As President Donald Trump’s Department of Government Efficiency looks for places to cut spending and shrink the bureaucracy, a Cato Institute federal budget expert suggests looking to the $181 billion a year spent on “corporate welfare.”
“Corporate welfare means business subsidies,” said Chris Edwards, who is an advocate for smaller government.
Edwards and Cato, a libertarian-leaning think tank, have a new report out this week that details reasons to cut the so-called corporate welfare.
He said federal government business subsidies burden taxpayers, misallocate resources, displace markets, expand the bureaucracy and have other detrimental impacts.
Edwards offered a dozen reasons in his report for the government to cut the subsidies.
“Many other American entrepreneurs and businesses, they battle every day,” he said. “They pay their taxes. They don’t get subsidies. So, I don’t think the farmer should get the subsidies. I don’t think the semiconductor companies should get the subsidies. I don’t think the broadband companies should get the subsidies.”
Edwards said the subsidies breed a sense of unfairness and corruption.
But the most compelling reason to cut the subsidies is the $36 trillion federal debt, he said.
“We have a federal budget crisis, massive deficits,” Edwards said. “We’ve got to cut not just sort of the pure waste that the DOGE folks are finding. I think we’ve got to cut some of these programs where there are alternate sources of funding.”
This isn’t a new issue for America, he said.
The U.S. government subsidized businesses occasionally in the 18th, 19th and early 20th centuries, including railroads.
“But the difference then was that these subsidies were either temporary or they ended up not working very well, and Congress repealed them,” Edwards said. “I think what is new now is that we have this accumulation of subsidies over time, and then Congress never reassesses and repeals any of them.”
Both Republicans and Democrats back government subsidies, Edwards said.
“The subsidies are absolutely a bipartisan problem,” he said. “Farm subsidies are a good example of this. They have gotten Republican and Democratic party backing ever since the 1930s.”
Edwards said the government pumps out tens of billions of dollars every year on farm subsidies that he said largely go to big farming corporations and wealthy people.
And some subsidies that might’ve been meant to help fledgling industries get off the ground have dragged on for decades, he said.

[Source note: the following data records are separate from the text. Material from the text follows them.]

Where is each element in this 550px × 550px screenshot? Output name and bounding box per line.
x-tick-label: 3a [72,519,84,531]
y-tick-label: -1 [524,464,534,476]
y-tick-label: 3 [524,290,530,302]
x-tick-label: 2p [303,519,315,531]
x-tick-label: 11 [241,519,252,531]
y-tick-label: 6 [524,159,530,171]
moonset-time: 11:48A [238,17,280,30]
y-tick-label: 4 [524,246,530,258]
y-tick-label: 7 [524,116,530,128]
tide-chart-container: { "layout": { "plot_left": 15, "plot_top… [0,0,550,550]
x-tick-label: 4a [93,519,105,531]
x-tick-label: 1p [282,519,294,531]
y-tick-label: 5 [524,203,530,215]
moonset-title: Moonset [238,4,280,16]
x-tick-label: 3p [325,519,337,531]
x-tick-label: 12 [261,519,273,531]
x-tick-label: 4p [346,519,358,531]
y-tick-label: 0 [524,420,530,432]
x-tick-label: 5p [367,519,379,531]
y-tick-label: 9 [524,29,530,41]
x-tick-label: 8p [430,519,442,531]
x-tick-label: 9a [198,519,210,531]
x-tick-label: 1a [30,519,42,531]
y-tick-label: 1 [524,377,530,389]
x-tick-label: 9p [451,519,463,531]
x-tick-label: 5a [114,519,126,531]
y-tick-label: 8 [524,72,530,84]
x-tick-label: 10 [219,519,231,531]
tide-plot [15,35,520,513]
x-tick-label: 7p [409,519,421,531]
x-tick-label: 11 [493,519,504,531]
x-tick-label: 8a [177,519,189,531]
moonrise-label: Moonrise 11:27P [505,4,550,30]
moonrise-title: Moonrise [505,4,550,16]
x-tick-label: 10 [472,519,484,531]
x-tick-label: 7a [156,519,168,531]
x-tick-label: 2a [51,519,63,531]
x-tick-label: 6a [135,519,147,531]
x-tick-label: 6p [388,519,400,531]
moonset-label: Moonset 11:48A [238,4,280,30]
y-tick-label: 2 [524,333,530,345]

The government has been subsidizing solar power since the 1970s and broadband since the 1990s.
Republicans might be angry about some of the green energy subsidies from former President Joe Biden, Edwards said.
Biden’s Inflation Reduction Act included around $1 trillion over 10 years of both tax credits and spending subsidies for green energy, he said.
“Democrats constantly and correctly complain that there is a lot of waste and fraud and excessive payment in federal government Pentagon procurement,” Edwards said. “The Pentagon spends hundreds of billions of dollars a year on defense contractors. Those contracts are notoriously wasteful. There’s frequently cost overruns on big weapon systems.”
Amtrak should be privatized, he argued.
And American airports should be self-funded, he said. Airports are self-funded in Canada and Britain, he noted.
“In the end, a lot of times the subsidies don’t do companies any good,” Edwards said.
Ford is losing money on subsidized electric vehicle manufacturing, he said.
Another example is solar panel maker Solyndra, which went bankrupt in 2011 and left taxpayers with the bill for a failed $535 million federal loan guarantee.
“The companies get them, they get sort of lazy, they get bloated, and they take their eye off the ball of what their customers really want,” Edwards said.